Furthermore, if there were one child I could imagine following me right into the next locker over, therefore displaying her complete lack of common sense, it would be sweet Beverly, yet she was the first to cover my inadequacies with blanket statements of judgment. This got me thinking.
How true is it that we most fear traits in others that we see in ourselves?
I’ve found it a lot truer than I’d like to admit.
Living in a world driven by competitive drama and comparison, allows us to fit quite comfortably on a vertical spectrum, a space where we understand that there are people below us and people above us, and based on that, we can almost instantly size individuals up upon meeting; “she’s taller than me, smarter than me, has a successful relationship, and better skin tone, but thank god, she seems to have zero personality …” Judgment and comparison increase a false sense of comfort by making us constantly aware of where we stand. However, since these snap impressions are rarely, if ever, correct, it ought to nullify the theory entirely. In the land of this vertical life spectrum, friends become less of someone to love, to encourage, and to extol, and more of entity to compete with.
So, what happens when we let those guards down and admit that we’re all hanging onto a quickly sinking lifeboat? What happens when we let go of the judgment and try to walk in someone else’s shoes for a mile or two? What kind of community does that foster? What kind of understanding could we achieve if we only tried? And what if we embraced and adored each others accomplishments and talents rather than competing with them? What kind of incredible successes would this inspire in our world?

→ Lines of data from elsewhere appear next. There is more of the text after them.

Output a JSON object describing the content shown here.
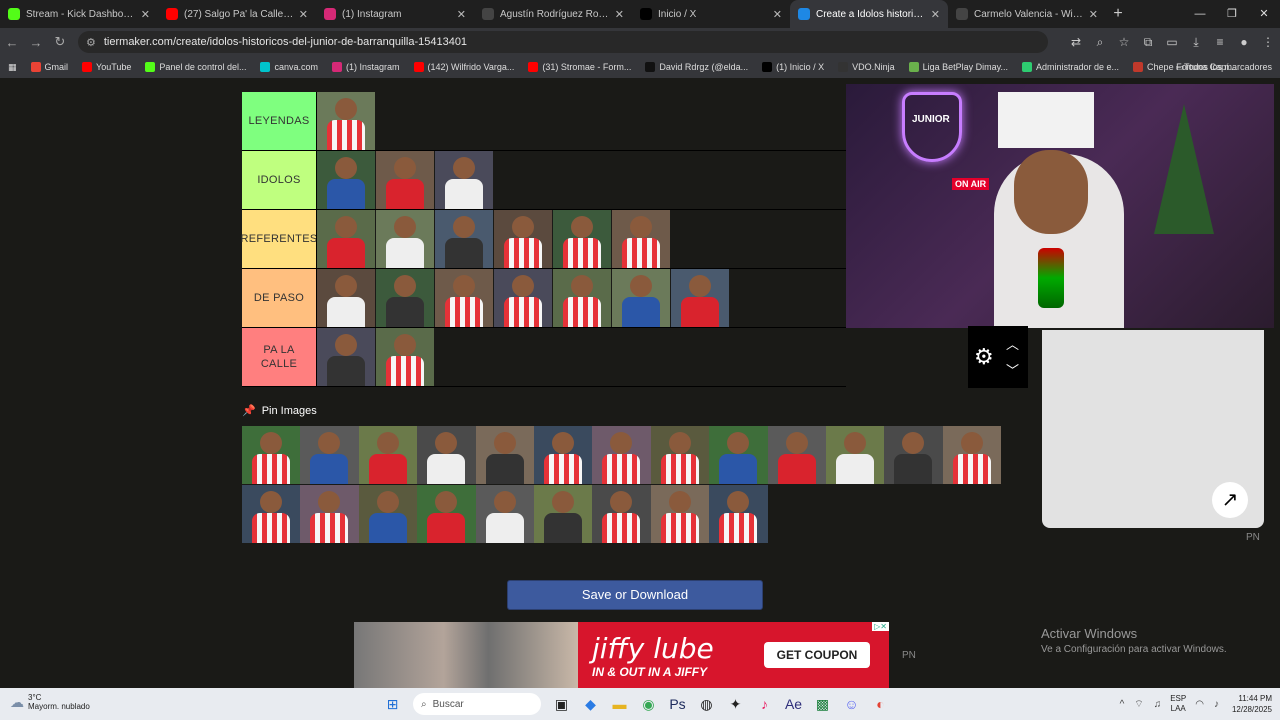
{
  "tabs": [
    {
      "label": "Stream - Kick Dashboard",
      "icon": "kick-icon",
      "color": "#53fc18"
    },
    {
      "label": "(27) Salgo Pa' la Calle - YouTube",
      "icon": "youtube-icon",
      "color": "#ff0000"
    },
    {
      "label": "(1) Instagram",
      "icon": "instagram-icon",
      "color": "#d62976"
    },
    {
      "label": "Agustín Rodríguez Rosano - Wikipedia",
      "icon": "wikipedia-icon",
      "color": "#444444"
    },
    {
      "label": "Inicio / X",
      "icon": "x-icon",
      "color": "#000000"
    },
    {
      "label": "Create a Idolos historicos del Junior",
      "icon": "tiermaker-icon",
      "color": "#1e88e5",
      "active": true
    },
    {
      "label": "Carmelo Valencia - Wikipedia, la",
      "icon": "wikipedia-icon",
      "color": "#444444"
    }
  ],
  "address": {
    "url": "tiermaker.com/create/idolos-historicos-del-junior-de-barranquilla-15413401"
  },
  "bookmarks": [
    {
      "label": "Gmail",
      "color": "#ea4335"
    },
    {
      "label": "YouTube",
      "color": "#ff0000"
    },
    {
      "label": "Panel de control del...",
      "color": "#53fc18"
    },
    {
      "label": "canva.com",
      "color": "#00c4cc"
    },
    {
      "label": "(1) Instagram",
      "color": "#d62976"
    },
    {
      "label": "(142) Wilfrido Varga...",
      "color": "#ff0000"
    },
    {
      "label": "(31) Stromae - Form...",
      "color": "#ff0000"
    },
    {
      "label": "David Rdrgz (@elda...",
      "color": "#111111"
    },
    {
      "label": "(1) Inicio / X",
      "color": "#000000"
    },
    {
      "label": "VDO.Ninja",
      "color": "#333333"
    },
    {
      "label": "Liga BetPlay Dimay...",
      "color": "#6ab04c"
    },
    {
      "label": "Administrador de e...",
      "color": "#2ecc71"
    },
    {
      "label": "Chepe Fortuna Capí...",
      "color": "#c0392b"
    }
  ],
  "all_bookmarks": "Todos los marcadores",
  "tiers": [
    {
      "label": "LEYENDAS",
      "color": "#7fff7f",
      "count": 1
    },
    {
      "label": "IDOLOS",
      "color": "#bfff7f",
      "count": 3
    },
    {
      "label": "REFERENTES",
      "color": "#ffdf7f",
      "count": 6
    },
    {
      "label": "DE PASO",
      "color": "#ffbf7f",
      "count": 7
    },
    {
      "label": "PA LA CALLE",
      "color": "#ff7f7f",
      "count": 2
    }
  ],
  "pin_images_label": "Pin Images",
  "bank_count": 22,
  "save_button": "Save or Download",
  "stream_overlay": {
    "on_air": "ON AIR",
    "neon": "JUNIOR"
  },
  "pip_label": "PN",
  "ad": {
    "brand": "jiffy lube",
    "tagline": "IN & OUT IN A JIFFY",
    "cta": "GET COUPON"
  },
  "pn_label": "PN",
  "activate_windows": {
    "title": "Activar Windows",
    "subtitle": "Ve a Configuración para activar Windows."
  },
  "taskbar": {
    "weather_temp": "3°C",
    "weather_desc": "Mayorm. nublado",
    "search_placeholder": "Buscar",
    "lang": "ESP",
    "lang2": "LAA",
    "time": "11:44 PM",
    "date": "12/28/2025"
  }
}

I feel absolutely blessed to have a small handful of friends I can say I share truly honest and thoroughly encouraging relationships with. Friends that love and adore me despite my shortcomings, friends that, rather than judging my momentary insanity, choose to laugh at me, try to see life from my lens, and embrace who these inadequacies have created. It is thanks to these relationships alone that I am in the midst of this incredible process of becoming who I am. They are my daily inspiration. My deepest desire would be to be an equal source of encouragement and unbridled support in their lives as they have been in mine.
Nelson Mandela said in a speech whose words now hang on the walls of my bedroom, “As we let our own light shine, we unconsciously give other people permission to do the same. As we are liberated from our own fear, our presence automatically liberates others.”
It is a truth worth remembering and repeating every morning. As we let down our guards, as we learn to live life on a horizontal plane rather than a vertical one, looking one another eye to eye, embracing who we are, shortcomings and all, we become the best possible version of ourselves and we allow others to do the same. And, as this is reality in a few of my most treasured friendships, I can be the first to tell you that attempting to learn to live and love this way is absolutely worthy of our efforts and carries a better outcome to our fate here on earth than we could possibly imagine.
So this has become my goal; to stop with the competing, stop with the judging, to stop saying “I would have never done that” and accept that maybe I would, to jump off the ladder of comparison, and to start loving in a way that allows people enough time outside the boxes society would love for them to fit into to give them an opportunity to transform and grow into who and what they are. And to those of you done the same for me, those who have aided and embedded me in this gloriously absurd process of becoming who I am, you have given me hope, I am forever grateful.